Artificial Intelligence / Prompt Engineering
- ChatGPT Prompt Engineering for Developers
- Completed a hands-on introduction to prompt engineering for building LLM-powered applications, taught by Isa Fulford (OpenAI) and Andrew Ng.
- Learned best practices for writing clear, reliable prompts and systematically refining them to improve output quality.
- Gained practical experience using the OpenAI API, including developing a custom chatbot in the course labs.
- Practised prompt engineering across core application areas such as summarisation, inference, text transformation, and generative expansion, developing intuition for how LLMs interpret and follow instructions.
- Built a conceptual understanding of LLM behaviour and how prompting can be used to prototype and deploy new capabilities.
- Core skills acquired:
- Writing concise, structured, instruction-focused prompts.
- Iterative refinement techniques for accuracy, robustness, and alignment.
- Designing prompts for summarisation, classification, transformation, and generation tasks.
- Using LLM APIs in practical development workflows.
- Building basic LLM-driven applications with reproducible prompting strategies.
- Agentic AI by Andrew Ng
- Completed Andrew Ng’s flagship introduction to Agentic AI — systems that can plan, act, reflect, and self-improve through autonomous workflows.
- Learned how agentic systems extend traditional prompting by integrating tools, memory, iterative reasoning, and multi-step planning for complex tasks.

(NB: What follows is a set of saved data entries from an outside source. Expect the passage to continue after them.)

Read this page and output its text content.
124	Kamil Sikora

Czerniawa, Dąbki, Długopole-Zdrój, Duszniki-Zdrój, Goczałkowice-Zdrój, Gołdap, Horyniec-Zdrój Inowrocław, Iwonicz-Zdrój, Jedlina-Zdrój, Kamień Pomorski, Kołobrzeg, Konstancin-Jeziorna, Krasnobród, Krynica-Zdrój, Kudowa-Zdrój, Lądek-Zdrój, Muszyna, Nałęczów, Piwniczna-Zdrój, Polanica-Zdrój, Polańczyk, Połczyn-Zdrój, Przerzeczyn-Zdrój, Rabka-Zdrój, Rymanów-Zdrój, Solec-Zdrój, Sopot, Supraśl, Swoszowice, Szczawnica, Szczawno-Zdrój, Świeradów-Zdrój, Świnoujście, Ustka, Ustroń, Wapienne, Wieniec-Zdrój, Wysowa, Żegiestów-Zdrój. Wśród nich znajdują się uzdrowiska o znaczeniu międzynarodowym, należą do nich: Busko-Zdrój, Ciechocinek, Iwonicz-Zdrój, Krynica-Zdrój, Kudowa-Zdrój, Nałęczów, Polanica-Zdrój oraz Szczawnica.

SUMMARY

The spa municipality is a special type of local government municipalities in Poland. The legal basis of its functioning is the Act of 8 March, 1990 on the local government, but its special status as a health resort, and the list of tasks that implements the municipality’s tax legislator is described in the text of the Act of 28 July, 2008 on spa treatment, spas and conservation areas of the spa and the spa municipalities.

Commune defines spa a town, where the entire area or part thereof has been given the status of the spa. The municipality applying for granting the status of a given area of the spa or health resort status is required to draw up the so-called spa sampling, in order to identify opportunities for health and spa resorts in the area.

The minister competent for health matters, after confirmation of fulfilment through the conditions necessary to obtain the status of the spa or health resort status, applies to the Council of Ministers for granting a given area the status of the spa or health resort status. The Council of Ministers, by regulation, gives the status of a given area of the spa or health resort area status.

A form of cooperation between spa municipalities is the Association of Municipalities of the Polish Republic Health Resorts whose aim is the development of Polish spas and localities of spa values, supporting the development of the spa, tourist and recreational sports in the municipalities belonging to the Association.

- Built agents using reflection loops, tool calling, retrieval, search, APIs, and multi-agent collaboration, with hands-on code labs reinforcing each pattern.
- Studied key design patterns for real-world agents, including task decomposition, reflection-driven refinement, evaluation loops, and autonomous decision-making.
- Implemented agent workflows in Python, gaining practical intuition for how modern agent frameworks function under the hood.
- Core skills acquired:
- Understanding the Agentic AI architecture: planners, actors, critics, tools, memory, and feedback loops.
- Designing agents for multi-step reasoning, iterative improvement, and self-correction.
- Integrating tool calling and API actions to interact with external systems and retrieve live information.
- Building retrieval-augmented agents using vector databases and structured search.
- Constructing multi-agent systems, including coordinator–specialist patterns.
- Applying evaluation and debugging techniques such as trace inspection, behavioural tests, and performance refinement.
- Awareness of real-world applications of agentic workflows in data science, automation, research, and production AI systems.
- AI Agents in LangGraph
- Completed a practical introduction to building stateful, production-ready AI agents using the LangGraph framework.
- Learned how to structure agent workflows as deterministic graphs with clear control flow, tool calling, memory management, and error handling.
- Developed agents capable of planning, reflecting, and iterating through multi-step tasks, with transparent behavioural tracing and debugging.
- Built complete agent pipelines in Python, gaining intuition for how LangGraph orchestrates LLMs, tools, and state updates.
- Core skills acquired:
- Designing agent workflows using LangGraph’s nodes, edges, and state objects.
- Integrating tool calling, APIs, and memory into multi-step agent systems.
- Implementing reflection loops, retries, and human-in-the-loop stages.
- Debugging and evaluating agents through event tracing and structured testing.
- Understanding how graph-based architectures support reliable, scalable agentic applications.